Por · Revisão: Rafael Toledo · Atualizado em 2026-08-06 · 2 fontes oficiais verificadas

Em 2008, a Convenção sobre os Direitos das Pessoas com Deficiência foi aprovada pelo Congresso Nacional pelo mesmo quórum e em dois turnos exigidos para emendas constitucionais — e, com isso, passou a ter o mesmo status hierárquico de uma norma da própria Constituição. Foi o primeiro tratado internacional a integrar formalmente o que a doutrina chama de bloco de constitucionalidade.

Um conjunto que vai além do texto constitucional

Bloco de constitucionalidade é a expressão usada para designar o conjunto de normas que, mesmo sem estarem no corpo do texto constitucional, têm hierarquia constitucional e servem de parâmetro para o controle de constitucionalidade de outras leis. No Brasil, o núcleo mais consolidado desse bloco são os tratados internacionais de direitos humanos aprovados pelo procedimento especial previsto no art. 5º, §3º, da Constituição.

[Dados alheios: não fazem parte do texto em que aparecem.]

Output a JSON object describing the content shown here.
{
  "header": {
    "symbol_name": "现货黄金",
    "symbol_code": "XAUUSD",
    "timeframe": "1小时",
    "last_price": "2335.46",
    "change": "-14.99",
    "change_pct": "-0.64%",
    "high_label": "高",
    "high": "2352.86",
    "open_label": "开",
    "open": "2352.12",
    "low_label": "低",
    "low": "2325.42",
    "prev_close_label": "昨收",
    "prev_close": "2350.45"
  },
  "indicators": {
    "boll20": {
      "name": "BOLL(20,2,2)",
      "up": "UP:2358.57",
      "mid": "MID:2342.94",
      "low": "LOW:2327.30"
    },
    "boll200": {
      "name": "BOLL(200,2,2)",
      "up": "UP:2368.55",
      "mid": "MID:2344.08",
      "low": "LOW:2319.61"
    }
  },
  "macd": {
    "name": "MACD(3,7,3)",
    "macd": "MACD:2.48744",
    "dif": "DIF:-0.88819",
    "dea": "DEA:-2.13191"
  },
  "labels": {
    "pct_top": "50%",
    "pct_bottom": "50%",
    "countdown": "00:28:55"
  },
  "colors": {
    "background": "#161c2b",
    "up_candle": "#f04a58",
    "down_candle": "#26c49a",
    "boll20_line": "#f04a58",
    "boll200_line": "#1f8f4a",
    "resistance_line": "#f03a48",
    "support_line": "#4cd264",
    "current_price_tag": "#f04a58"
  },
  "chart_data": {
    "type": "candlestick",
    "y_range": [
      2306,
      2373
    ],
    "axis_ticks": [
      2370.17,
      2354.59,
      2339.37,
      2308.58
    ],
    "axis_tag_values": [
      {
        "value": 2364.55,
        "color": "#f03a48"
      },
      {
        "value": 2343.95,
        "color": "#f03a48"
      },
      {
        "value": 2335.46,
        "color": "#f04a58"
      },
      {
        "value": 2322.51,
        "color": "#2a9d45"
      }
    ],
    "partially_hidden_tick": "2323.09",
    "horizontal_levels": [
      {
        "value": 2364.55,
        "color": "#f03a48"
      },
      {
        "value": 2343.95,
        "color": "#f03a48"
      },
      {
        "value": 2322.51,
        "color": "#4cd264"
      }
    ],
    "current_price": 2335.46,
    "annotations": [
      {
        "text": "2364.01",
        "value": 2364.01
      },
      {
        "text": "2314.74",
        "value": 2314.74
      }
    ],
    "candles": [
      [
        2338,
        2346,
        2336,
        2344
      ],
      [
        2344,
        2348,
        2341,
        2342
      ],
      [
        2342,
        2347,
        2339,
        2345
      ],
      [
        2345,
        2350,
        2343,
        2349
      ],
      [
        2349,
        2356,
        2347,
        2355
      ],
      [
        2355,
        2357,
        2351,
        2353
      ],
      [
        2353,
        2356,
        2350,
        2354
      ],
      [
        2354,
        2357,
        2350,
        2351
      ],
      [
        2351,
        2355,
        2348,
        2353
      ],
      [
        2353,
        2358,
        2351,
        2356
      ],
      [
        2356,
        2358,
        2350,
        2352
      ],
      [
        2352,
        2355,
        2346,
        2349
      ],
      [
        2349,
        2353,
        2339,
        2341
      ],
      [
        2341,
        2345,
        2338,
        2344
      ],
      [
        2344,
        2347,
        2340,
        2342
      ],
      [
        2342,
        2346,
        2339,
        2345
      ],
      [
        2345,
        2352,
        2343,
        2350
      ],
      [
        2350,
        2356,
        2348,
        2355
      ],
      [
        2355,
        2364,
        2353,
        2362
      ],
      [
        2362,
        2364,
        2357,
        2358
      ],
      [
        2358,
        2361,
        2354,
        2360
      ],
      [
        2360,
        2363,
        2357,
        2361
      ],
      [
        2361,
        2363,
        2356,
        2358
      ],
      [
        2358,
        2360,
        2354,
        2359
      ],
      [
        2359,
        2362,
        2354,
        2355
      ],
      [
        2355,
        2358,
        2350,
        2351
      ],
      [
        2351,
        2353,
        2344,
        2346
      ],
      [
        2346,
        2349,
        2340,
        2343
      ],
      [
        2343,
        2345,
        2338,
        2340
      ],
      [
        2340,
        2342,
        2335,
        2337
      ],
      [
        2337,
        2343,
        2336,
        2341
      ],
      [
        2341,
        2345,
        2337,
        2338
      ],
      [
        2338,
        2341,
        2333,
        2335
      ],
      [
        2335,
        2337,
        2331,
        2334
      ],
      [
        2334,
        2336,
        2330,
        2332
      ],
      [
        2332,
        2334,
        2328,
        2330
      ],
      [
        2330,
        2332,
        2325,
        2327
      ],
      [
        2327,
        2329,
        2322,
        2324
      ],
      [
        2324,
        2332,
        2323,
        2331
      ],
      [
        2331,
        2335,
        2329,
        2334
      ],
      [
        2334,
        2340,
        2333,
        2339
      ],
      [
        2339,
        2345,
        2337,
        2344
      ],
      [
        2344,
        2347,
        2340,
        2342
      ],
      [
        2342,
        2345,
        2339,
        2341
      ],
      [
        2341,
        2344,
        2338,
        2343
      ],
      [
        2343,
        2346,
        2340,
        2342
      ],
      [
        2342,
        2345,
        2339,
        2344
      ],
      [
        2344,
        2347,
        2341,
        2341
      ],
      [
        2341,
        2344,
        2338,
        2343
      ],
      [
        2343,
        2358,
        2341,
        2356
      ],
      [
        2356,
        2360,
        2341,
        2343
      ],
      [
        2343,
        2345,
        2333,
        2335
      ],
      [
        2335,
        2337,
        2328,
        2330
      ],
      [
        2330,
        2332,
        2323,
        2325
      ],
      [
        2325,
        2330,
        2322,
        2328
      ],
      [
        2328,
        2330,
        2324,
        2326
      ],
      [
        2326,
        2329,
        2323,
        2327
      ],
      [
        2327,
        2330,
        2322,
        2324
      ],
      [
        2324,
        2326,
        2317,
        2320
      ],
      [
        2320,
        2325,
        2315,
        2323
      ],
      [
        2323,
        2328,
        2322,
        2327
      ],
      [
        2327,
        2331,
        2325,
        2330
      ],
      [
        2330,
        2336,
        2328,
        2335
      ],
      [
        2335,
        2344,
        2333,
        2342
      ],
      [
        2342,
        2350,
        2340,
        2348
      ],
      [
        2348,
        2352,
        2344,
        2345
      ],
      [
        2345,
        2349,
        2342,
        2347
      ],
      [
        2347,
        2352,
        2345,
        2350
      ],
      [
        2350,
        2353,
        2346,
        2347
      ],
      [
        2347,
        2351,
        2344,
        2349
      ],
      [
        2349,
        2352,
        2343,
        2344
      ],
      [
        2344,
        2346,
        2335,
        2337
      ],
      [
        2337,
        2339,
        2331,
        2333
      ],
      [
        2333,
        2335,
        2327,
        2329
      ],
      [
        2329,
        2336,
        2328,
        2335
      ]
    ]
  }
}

O rito que transforma tratado em norma constitucional

O §3º do art. 5º determina que tratados e convenções internacionais sobre direitos humanos que forem aprovados, em cada Casa do Congresso Nacional, em dois turnos, por três quintos dos votos dos respectivos membros, serão equivalentes às emendas constitucionais. Sem esse rito qualificado, o tratado de direitos humanos ingressa no ordenamento apenas com status supralegal — abaixo da Constituição, mas acima da lei ordinária —, sem integrar o bloco de constitucionalidade em sentido estrito.

Consequência prática: parâmetro de controle

Uma vez internalizada pelo rito do §3º, a norma do tratado passa a servir de parâmetro para declarar inconstitucional lei ou ato normativo que a contrarie, exatamente como qualquer dispositivo do texto constitucional original. É o que ocorreu com a Convenção sobre os Direitos das Pessoas com Deficiência, aprovada pelo Decreto Legislativo correspondente e promulgada como norma de hierarquia constitucional, ampliando o parâmetro usado no controle de constitucionalidade brasileiro.

Tratados sem o rito qualificado não somem do ordenamento

Nem todo tratado de direitos humanos precisa ser aprovado pelo rito do §3º para valer no Brasil. Os que forem internalizados pelo procedimento comum de tratados, sem o quórum qualificado de emenda, seguem a posição consolidada pelo Supremo Tribunal Federal como norma supralegal: abaixo da Constituição, mas com força para afastar lei ordinária incompatível com seu conteúdo. A diferença entre integrar o bloco de constitucionalidade em sentido estrito e ocupar essa posição supralegal está exatamente no rito de aprovação escolhido pelo Congresso Nacional.

Perguntas frequentes

Um tratado de direitos humanos aprovado antes de 2004 pode ganhar status constitucional depois?

Não automaticamente; a equivalência de emenda exige que o próprio tratado passe pelo rito qualificado do art. 5º, §3º, o que normalmente só ocorre para tratados aprovados ou reaprovados depois da Emenda Constitucional nº 45, de 2004, que introduziu essa possibilidade.